Researchers have discovered DNA variations at five new gene locations that are associated with development of Parkinson's disease, according to a new study.
Only six other gene variant locations have so far been identified and associated with Parkinson's disease risk, the study said.
Of the 11 variant locations now known to scientists, the 20 percent of people with the most variants are 2.5 times more likely to develop Parkinson's disease than the 20 percent of people with the fewest variants, according to the study.
“This study provides evidence that common genetic variation plays an important part in the cause of Parkinson's disease,” researchers from the National Institutes of Health, University College London and the International Parkinson Disease Genomics Consortium said in a statement.
Researchers discovered the five additional high-risk variant locations by analyzing five genome-wide association studies from the United States and Europe.

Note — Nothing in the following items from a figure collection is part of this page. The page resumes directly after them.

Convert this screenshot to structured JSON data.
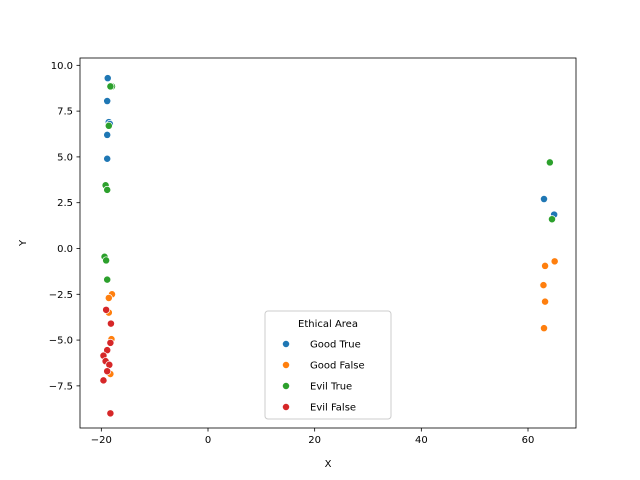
{
  "chart_data": {
    "type": "scatter",
    "xlabel": "X",
    "ylabel": "Y",
    "xlim": [
      -24,
      69
    ],
    "ylim": [
      -9.8,
      10.4
    ],
    "xticks": [
      -20,
      0,
      20,
      40,
      60
    ],
    "yticks": [
      -7.5,
      -5.0,
      -2.5,
      0.0,
      2.5,
      5.0,
      7.5,
      10.0
    ],
    "grid": false,
    "legend": {
      "title": "Ethical Area",
      "placement": "lower-center"
    },
    "series": [
      {
        "name": "Good True",
        "color": "#1f77b4",
        "points": [
          {
            "x": -18.8,
            "y": 9.3
          },
          {
            "x": -18.9,
            "y": 8.05
          },
          {
            "x": -18.6,
            "y": 6.9
          },
          {
            "x": -18.4,
            "y": 6.8
          },
          {
            "x": -18.9,
            "y": 6.2
          },
          {
            "x": -18.9,
            "y": 4.9
          },
          {
            "x": 63.0,
            "y": 2.7
          },
          {
            "x": 64.9,
            "y": 1.85
          }
        ]
      },
      {
        "name": "Good False",
        "color": "#ff7f0e",
        "points": [
          {
            "x": -18.0,
            "y": -2.5
          },
          {
            "x": -18.6,
            "y": -2.7
          },
          {
            "x": -18.6,
            "y": -3.5
          },
          {
            "x": -18.1,
            "y": -4.95
          },
          {
            "x": -18.3,
            "y": -6.85
          },
          {
            "x": 63.2,
            "y": -0.95
          },
          {
            "x": 65.0,
            "y": -0.7
          },
          {
            "x": 62.9,
            "y": -2.0
          },
          {
            "x": 63.2,
            "y": -2.9
          },
          {
            "x": 63.0,
            "y": -4.35
          }
        ]
      },
      {
        "name": "Evil True",
        "color": "#2ca02c",
        "points": [
          {
            "x": -18.0,
            "y": 8.85
          },
          {
            "x": -18.3,
            "y": 8.85
          },
          {
            "x": -18.6,
            "y": 6.7
          },
          {
            "x": -19.2,
            "y": 3.45
          },
          {
            "x": -18.9,
            "y": 3.2
          },
          {
            "x": -19.4,
            "y": -0.45
          },
          {
            "x": -19.1,
            "y": -0.65
          },
          {
            "x": -18.9,
            "y": -1.7
          },
          {
            "x": 64.1,
            "y": 4.7
          },
          {
            "x": 64.5,
            "y": 1.6
          }
        ]
      },
      {
        "name": "Evil False",
        "color": "#d62728",
        "points": [
          {
            "x": -19.1,
            "y": -3.35
          },
          {
            "x": -18.2,
            "y": -4.1
          },
          {
            "x": -18.3,
            "y": -5.15
          },
          {
            "x": -18.9,
            "y": -5.55
          },
          {
            "x": -19.6,
            "y": -5.85
          },
          {
            "x": -19.2,
            "y": -6.15
          },
          {
            "x": -18.5,
            "y": -6.35
          },
          {
            "x": -18.9,
            "y": -6.7
          },
          {
            "x": -19.6,
            "y": -7.2
          },
          {
            "x": -18.3,
            "y": -9.0
          }
        ]
      }
    ]
  }
}
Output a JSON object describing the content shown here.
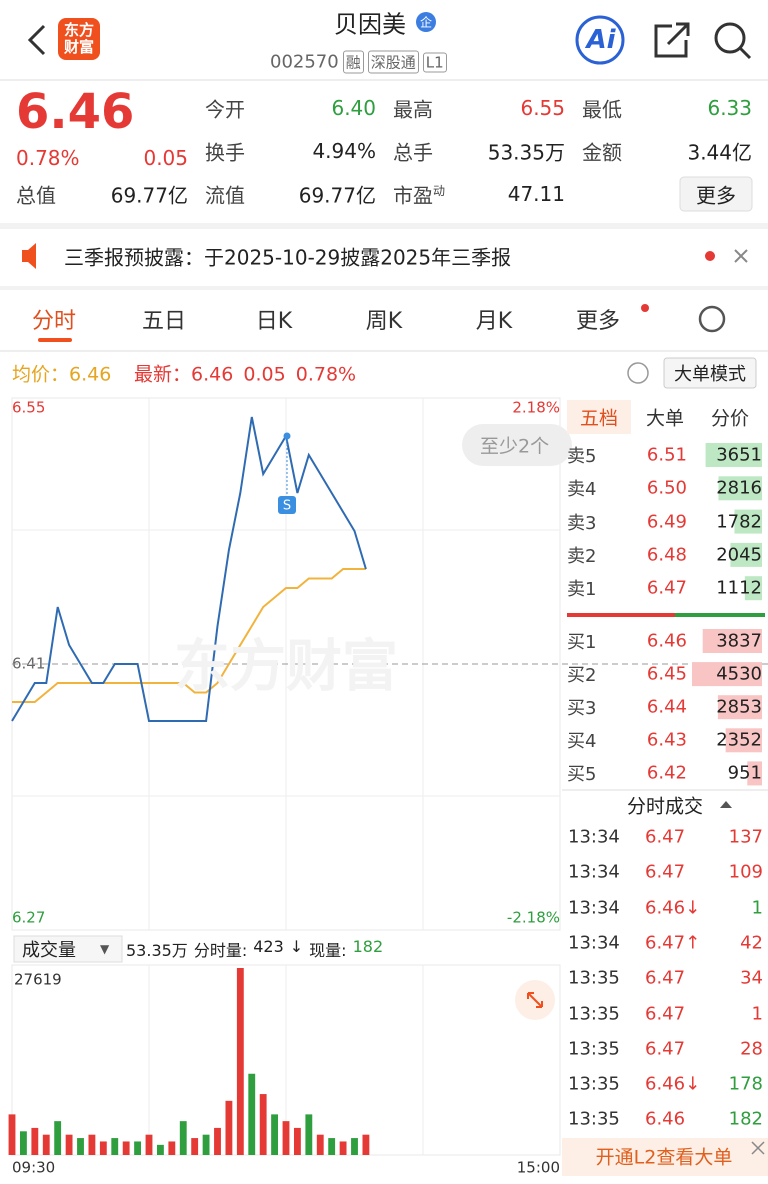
{
  "header": {
    "logo": "东方财富",
    "title": "贝因美",
    "badge": "企",
    "code": "002570",
    "tags": [
      "融",
      "深股通",
      "L1"
    ],
    "ai": "Ai"
  },
  "quote": {
    "price": "6.46",
    "change_pct": "0.78%",
    "change": "0.05",
    "more": "更多",
    "fields": [
      {
        "label": "今开",
        "value": "6.40",
        "color": "#2e9e3e"
      },
      {
        "label": "最高",
        "value": "6.55",
        "color": "#e53935"
      },
      {
        "label": "最低",
        "value": "6.33",
        "color": "#2e9e3e"
      },
      {
        "label": "换手",
        "value": "4.94%"
      },
      {
        "label": "总手",
        "value": "53.35万"
      },
      {
        "label": "金额",
        "value": "3.44亿"
      },
      {
        "label": "总值",
        "value": "69.77亿"
      },
      {
        "label": "流值",
        "value": "69.77亿"
      },
      {
        "label": "市盈",
        "sup": "动",
        "value": "47.11"
      }
    ]
  },
  "notice": "三季报预披露：于2025-10-29披露2025年三季报",
  "tabs": [
    "分时",
    "五日",
    "日K",
    "周K",
    "月K",
    "更多"
  ],
  "info": {
    "avg_label": "均价：",
    "avg": "6.46",
    "last_label": "最新：",
    "last": "6.46",
    "change": "0.05",
    "pct": "0.78%",
    "mode": "大单模式"
  },
  "toast": "至少2个",
  "watermark": "东方财富",
  "chart_data": [
    {
      "type": "line",
      "ylim": [
        6.27,
        6.55
      ],
      "yticks": [
        6.55,
        6.41,
        6.27
      ],
      "y2lim": [
        -2.18,
        2.18
      ],
      "y2ticks": [
        {
          "value": 2.18,
          "label": "2.18%"
        },
        {
          "value": -2.18,
          "label": "-2.18%"
        }
      ],
      "series": [
        {
          "color": "#2f6bb3",
          "values": [
            6.38,
            6.39,
            6.4,
            6.4,
            6.44,
            6.42,
            6.41,
            6.4,
            6.4,
            6.41,
            6.41,
            6.41,
            6.38,
            6.38,
            6.38,
            6.38,
            6.38,
            6.38,
            6.43,
            6.47,
            6.5,
            6.54,
            6.51,
            6.52,
            6.53,
            6.5,
            6.52,
            6.51,
            6.5,
            6.49,
            6.48,
            6.46,
            null,
            null,
            null,
            null,
            null,
            null,
            null,
            null,
            null,
            null,
            null,
            null,
            null,
            null,
            null,
            null,
            null
          ]
        },
        {
          "color": "#f2b33d",
          "values": [
            6.39,
            6.39,
            6.39,
            6.395,
            6.4,
            6.4,
            6.4,
            6.4,
            6.4,
            6.4,
            6.4,
            6.4,
            6.4,
            6.4,
            6.4,
            6.4,
            6.395,
            6.395,
            6.4,
            6.41,
            6.42,
            6.43,
            6.44,
            6.445,
            6.45,
            6.45,
            6.455,
            6.455,
            6.455,
            6.46,
            6.46,
            6.46,
            null,
            null,
            null,
            null,
            null,
            null,
            null,
            null,
            null,
            null,
            null,
            null,
            null,
            null,
            null,
            null,
            null
          ]
        }
      ]
    },
    {
      "type": "bar",
      "title": "成交量",
      "ylim": [
        0,
        27619
      ],
      "yticks": [
        27619
      ],
      "categories": [
        "09:30",
        null,
        null,
        null,
        null,
        null,
        null,
        null,
        null,
        null,
        null,
        null,
        null,
        null,
        null,
        null,
        null,
        null,
        null,
        null,
        null,
        null,
        null,
        null,
        null,
        null,
        null,
        null,
        null,
        null,
        null,
        null,
        null,
        null,
        null,
        null,
        null,
        null,
        null,
        null,
        null,
        null,
        null,
        null,
        null,
        null,
        null,
        null,
        "15:00"
      ],
      "values": [
        6000,
        3500,
        4000,
        3000,
        5000,
        3000,
        2500,
        3000,
        2000,
        2500,
        2000,
        2000,
        3000,
        1500,
        2000,
        5000,
        2500,
        3000,
        4000,
        8000,
        27619,
        12000,
        9000,
        6000,
        5000,
        4000,
        6000,
        3000,
        2500,
        2000,
        2500,
        3000,
        null,
        null,
        null,
        null,
        null,
        null,
        null,
        null,
        null,
        null,
        null,
        null,
        null,
        null,
        null,
        null,
        null
      ],
      "colors": [
        "#e53935",
        "#2e9e3e",
        "#e53935",
        "#e53935",
        "#2e9e3e",
        "#e53935",
        "#2e9e3e",
        "#e53935",
        "#e53935",
        "#2e9e3e",
        "#e53935",
        "#2e9e3e",
        "#e53935",
        "#2e9e3e",
        "#e53935",
        "#2e9e3e",
        "#e53935",
        "#2e9e3e",
        "#e53935",
        "#e53935",
        "#e53935",
        "#2e9e3e",
        "#e53935",
        "#2e9e3e",
        "#e53935",
        "#e53935",
        "#2e9e3e",
        "#e53935",
        "#2e9e3e",
        "#e53935",
        "#2e9e3e",
        "#e53935",
        null,
        null,
        null,
        null,
        null,
        null,
        null,
        null,
        null,
        null,
        null,
        null,
        null,
        null,
        null,
        null,
        null
      ]
    }
  ],
  "volume_summary": {
    "total": "53.35万",
    "period_label": "分时量:",
    "period": "423",
    "arrow": "↓",
    "now_label": "现量:",
    "now": "182"
  },
  "book": {
    "tabs": [
      "五档",
      "大单",
      "分价"
    ],
    "asks": [
      {
        "label": "卖5",
        "price": "6.51",
        "volume": 3651
      },
      {
        "label": "卖4",
        "price": "6.50",
        "volume": 2816
      },
      {
        "label": "卖3",
        "price": "6.49",
        "volume": 1782
      },
      {
        "label": "卖2",
        "price": "6.48",
        "volume": 2045
      },
      {
        "label": "卖1",
        "price": "6.47",
        "volume": 1112
      }
    ],
    "bids": [
      {
        "label": "买1",
        "price": "6.46",
        "volume": 3837
      },
      {
        "label": "买2",
        "price": "6.45",
        "volume": 4530
      },
      {
        "label": "买3",
        "price": "6.44",
        "volume": 2853
      },
      {
        "label": "买4",
        "price": "6.43",
        "volume": 2352
      },
      {
        "label": "买5",
        "price": "6.42",
        "volume": 951
      }
    ]
  },
  "trades": {
    "title": "分时成交",
    "rows": [
      {
        "time": "13:34",
        "price": "6.47",
        "volume": 137,
        "color": "#e53935"
      },
      {
        "time": "13:34",
        "price": "6.47",
        "volume": 109,
        "color": "#e53935"
      },
      {
        "time": "13:34",
        "price": "6.46↓",
        "volume": 1,
        "color": "#2e9e3e"
      },
      {
        "time": "13:34",
        "price": "6.47↑",
        "volume": 42,
        "color": "#e53935"
      },
      {
        "time": "13:35",
        "price": "6.47",
        "volume": 34,
        "color": "#e53935"
      },
      {
        "time": "13:35",
        "price": "6.47",
        "volume": 1,
        "color": "#e53935"
      },
      {
        "time": "13:35",
        "price": "6.47",
        "volume": 28,
        "color": "#e53935"
      },
      {
        "time": "13:35",
        "price": "6.46↓",
        "volume": 178,
        "color": "#2e9e3e"
      },
      {
        "time": "13:35",
        "price": "6.46",
        "volume": 182,
        "color": "#2e9e3e"
      }
    ]
  },
  "footer": "开通L2查看大单"
}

The studies included 12,386 people with Parkinson's disease and 21,026 healthy people, with 7.7 million possible genetic variants.
Before 2007, when the first six high-risk variant locations were discovered, scientists thought environmental factors were wholly responsible for Parkinson's disease, the researchers said. This new finding provides more evidence that there is also a strong genetic component to the disease.
More study is needed before the roles these new variant locations play in risk for the disease are known, they said, but the data highlight new genes to focus on that are linked with development of Parkinson's disease.
The study was published online Feb. 1 in the journal Lancet.
Pass it on: Scientists now know of 11 gene locations with variations that seem linked with an increased risk of Parkinson's disease.